Сельский совет помещался в бревенчатой избе на площади, рядом со школой и магазином. На крыльце, занимая все ступеньки сверху донизу, сидел, полуразвалясь, громоздкий и ленивый парень с винтовкой между колен — Иван Заголихин, как потом узнал Никита. На подошедших к нему незнакомых людей он взглянул угрюмо и подозрительно.
— Что надо? — спросил он и пристукнул прикладом о ступеньку. — Кто такие? — Никита объяснил.
Иван нехотя поднялся и, сутулясь, прошел в сени, затем в избу. В окне появилась крупная лысая голова. Тут же скрылась. Иван, выйдя опять на крыльцо, мотнул головой, приглашая Никиту и Нину войти.
В избе находилось человек шесть мужчин — сельские коммунисты. Человек с широкой лысиной, с рыжеватой щеточкой усов, немолодой, грузный, спрятал бумаги в стол и оправил белую вышитую косоворотку, подпоясанную узеньким ремешком. Никита понял, что это и был председатель.
— Здравствуйте, товарищи, — сказал Никита, проходя к столу и подавая руку сперва председателю, потом остальным; Нина присела на лавку у порога. — Нельзя ли у вас определиться? И вообще… обрести права гражданства…
Находившиеся в избе с удивлением, с затаенным недоверием смотрели на парня и на девушку. Невысокий, гладко выбритый, в кепке, с быстрыми черными глазами, инструктор райкома Мамлеев пересел к председателю, пригласил Никиту.
— Садись. Кто такие будете? Откуда? Куда?
Никита сел и положил на стол партийный билет, отпускное удостоверение, паспорт. Мамлеев и председатель тщательно просматривали документы.
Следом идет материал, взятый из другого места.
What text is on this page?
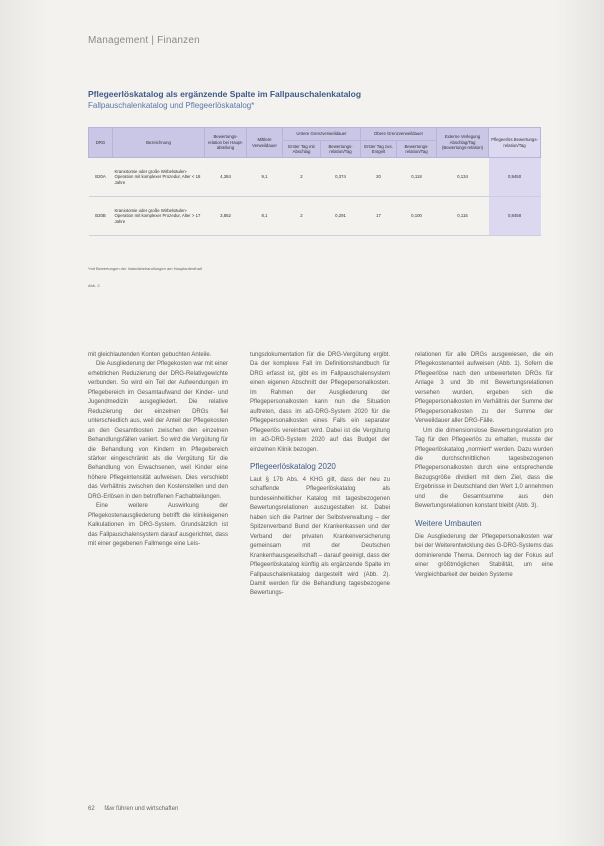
Management | Finanzen
Pflegeerlöskatalog als ergänzende Spalte im Fallpauschalenkatalog
Fallpauschalenkatalog und Pflegeerlöskatalog*
DRG	Bezeichnung	Bewertungs-relation bei Haupt-abteilung	Mittlere Verweildauer	Untere Grenzverweildauer		Obere Grenzverweildauer		Externe Verlegung Abschlag/Tag (Bewertungs-relation)	Pflegeerlös Bewertungs-relation/Tag
				Erster Tag mit Abschlag	Bewertungs-relation/Tag	Erster Tag zus. Entgelt	Bewertungs-relation/Tag		
B20A	Kraniotomie oder große Wirbelsäulen-Operation mit komplexer Prozedur, Alter < 18 Jahre	4,384	9,1	2	0,374	20	0,118	0,134	0,9450
B20B	Kraniotomie oder große Wirbelsäulen-Operation mit komplexer Prozedur, Alter > 17 Jahre	3,852	8,1	2	0,291	17	0,100	0,115	0,8458
*mit Bewertungen der Inlandsbehandlungen am Hauptaufenthalt
Abb. 2

mit gleichlautenden Konten gebuchten Anteile.

Die Ausgliederung der Pflegekosten war mit einer erheblichen Reduzierung der DRG-Relativgewichte verbunden. So wird ein Teil der Aufwendungen im Pflegebereich im Gesamtaufwand der Kinder- und Jugendmedizin ausgegliedert. Die relative Reduzierung der einzelnen DRGs fiel unterschiedlich aus, weil der Anteil der Pflegekosten an den Gesamtkosten zwischen den einzelnen Behandlungsfällen variiert. So wird die Vergütung für die Behandlung von Kindern im Pflegebereich stärker eingeschränkt als die Vergütung für die Behandlung von Erwachsenen, weil Kinder eine höhere Pflegeintensität aufweisen. Dies verschiebt das Verhältnis zwischen den Kostenstellen und den DRG-Erlösen in den betroffenen Fachabteilungen.

Eine weitere Auswirkung der Pflegekostenausgliederung betrifft die klinikeigenen Kalkulationen im DRG-System. Grundsätzlich ist das Fallpauschalensystem darauf ausgerichtet, dass mit einer gegebenen Fallmenge eine Leis-

tungsdokumentation für die DRG-Vergütung ergibt. Da der komplexe Fall im Definitionshandbuch für DRG erfasst ist, gibt es im Fallpauschalensystem einen eigenen Abschnitt der Pflegepersonalkosten. Im Rahmen der Ausgliederung der Pflegepersonalkosten kann nun die Situation auftreten, dass im aG-DRG-System 2020 für die Pflegepersonalkosten eines Falls ein separater Pflegeerlös vereinbart wird. Dabei ist die Vergütung im aG-DRG-System 2020 auf das Budget der einzelnen Klinik bezogen.

Pflegeerlöskatalog 2020

Laut § 17b Abs. 4 KHG gilt, dass der neu zu schaffende Pflegeerlöskatalog als bundeseinheitlicher Katalog mit tagesbezogenen Bewertungsrelationen auszugestalten ist. Dabei haben sich die Partner der Selbstverwaltung – der Spitzenverband Bund der Krankenkassen und der Verband der privaten Krankenversicherung gemeinsam mit der Deutschen Krankenhausgesellschaft – darauf geeinigt, dass der Pflegeerlöskatalog künftig als ergänzende Spalte im Fallpauschalenkatalog dargestellt wird (Abb. 2). Damit werden für die Behandlung tagesbezogene Bewertungs-

relationen für alle DRGs ausgewiesen, die ein Pflegekostenanteil aufweisen (Abb. 1). Sofern die Pflegeerlöse nach den unbewerteten DRGs für Anlage 3 und 3b mit Bewertungsrelationen versehen wurden, ergeben sich die Pflegepersonalkosten im Verhältnis der Summe der Pflegepersonalkosten zu der Summe der Verweildauer aller DRG-Fälle.

Um die dimensionslose Bewertungsrelation pro Tag für den Pflegeerlös zu erhalten, musste der Pflegeerlöskatalog „normiert“ werden. Dazu wurden die durchschnittlichen tagesbezogenen Pflegepersonalkosten durch eine entsprechende Bezugsgröße dividiert mit dem Ziel, dass die Ergebnisse in Deutschland den Wert 1,0 annehmen und die Gesamtsumme aus den Bewertungsrelationen konstant bleibt (Abb. 3).

Weitere Umbauten

Die Ausgliederung der Pflegepersonalkosten war bei der Weiterentwicklung des G-DRG-Systems das dominierende Thema. Dennoch lag der Fokus auf einer größtmöglichen Stabilität, um eine Vergleichbarkeit der beiden Systeme

62 f&w führen und wirtschaften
Коммунисты, подойдя, навалились грудью на стол, повертели в руках и паспорт и удостоверение.
— Кузнец, значит? — Мамлеев оторвался от документов, взгляд его стал пронзительным.
— Как же вас сюда занесло? — спросил кто-то с недоверием, — Почему не уехали в Москву?
— Может, ты там нужен позарез…
— И почему именно наше село тебе приглянулось?
Никита подождал, когда будут выложены все вопросы, потом обстоятельно объяснил, как он приехал в отпуск, как в деревне работал в кузнице, как узнал о начале войны, как шли они пешком, как разбомбили поезд и как он твердо решил остаться здесь партизаном. В неторопливом рассказе его коммунисты уловили правду.